Though I've never trained anything like the 5 hours a day Cracknell and Pinsent have done, I've been rowing more or less seriously since about 2000, and a bit less so for all but about three or the years since 1990 when I first learned. I've done the Marathon. I've completed three Holiday Challenges. I've competed in Masters Regionals and Masters Nationals, and in eights, fours, quads, doubles, and singles, as well as in the coxswain's seat. I've won quite a few medals and come in DFL lots of times as well. I've beat other people even in singles. There's not really much left for me to do except win race in singles and doubles and that will probably not happen even with much more intense training, and the simple fact is that I have no desire to do much more intense training. (Actually, Egret and I did win one gold medal in a double, come to think of it, but it was a small regatta.) I don't have the size or strength to be national caliber even at the Masters level, so it's always an uphill fight, even more than for most rowers.

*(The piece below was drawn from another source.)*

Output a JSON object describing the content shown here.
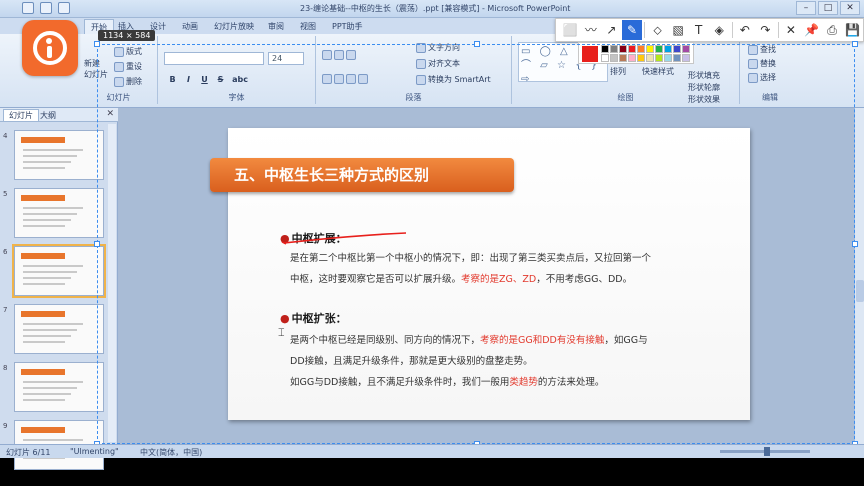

Also, I really, really hate waking up at 4AM and going to bed at 8PM.
Also, I always said I'd want to pull back from rowing for a bit while working on my IFR. I haven't really, so far, but I also haven't done nearly all the studying I should.

On the other hand, I love my shiny pretty boat and I've worked awfully hard to get a certain fitness level. I'm not particularly worried about my weight (on Thanksgiving Day after two weeks off I weighed 117.5; now six days into the Holiday Challenge I'm back up to 120) but it's difficult for me to gain endurance and I'd hate to lose ground there.

Also, there are sunrises over smooth water and me with my boat and oars whose design echoes the rising sun, and there's the sweating satisfaction of pushing harder and faster and faster yet.

No matter what I decide to do, I know three things. Barring accident or injury, I will finish my fourth annual Holiday Challenge, since I've already started. I will go to rowing camp in January, since I've already signed up and it should be fun and educational, and I won't retire forever. The wonderful thing about this sport is that you can compete at any age so I never feel I have to rush to get all the good out of my "good years". If I stop now I'll come back to it, either sooner or later when I can compete another age bracket up. I just don't know. It sort of feels like time, but it sort of feels like I shouldn't stop. At any rate, I'll be erging until Christmas, so there's all that time to think about it.

Thankful that: my alma mater has a dog in this fight. (Actually, Penn's law school is apparently not part of this suit but has brought a separate suit challenging the Solomon amendment, as has Yale.) This has been an issue on campus almost since the "Don't ask, don't tell" policy was instroduced. I'm proud of them.

Holiday Challenge: 153880 meters to go.

Posted by dichroic at November 30, 2004 11:15 AM
Comments

It's an issue on our campus, too. Thanks for the link.
I imagine there must be something really zen-like about rowing. But seeing as my gym doesn't even have a rowing *machine*, I'm stuck trundling along on the treadmill.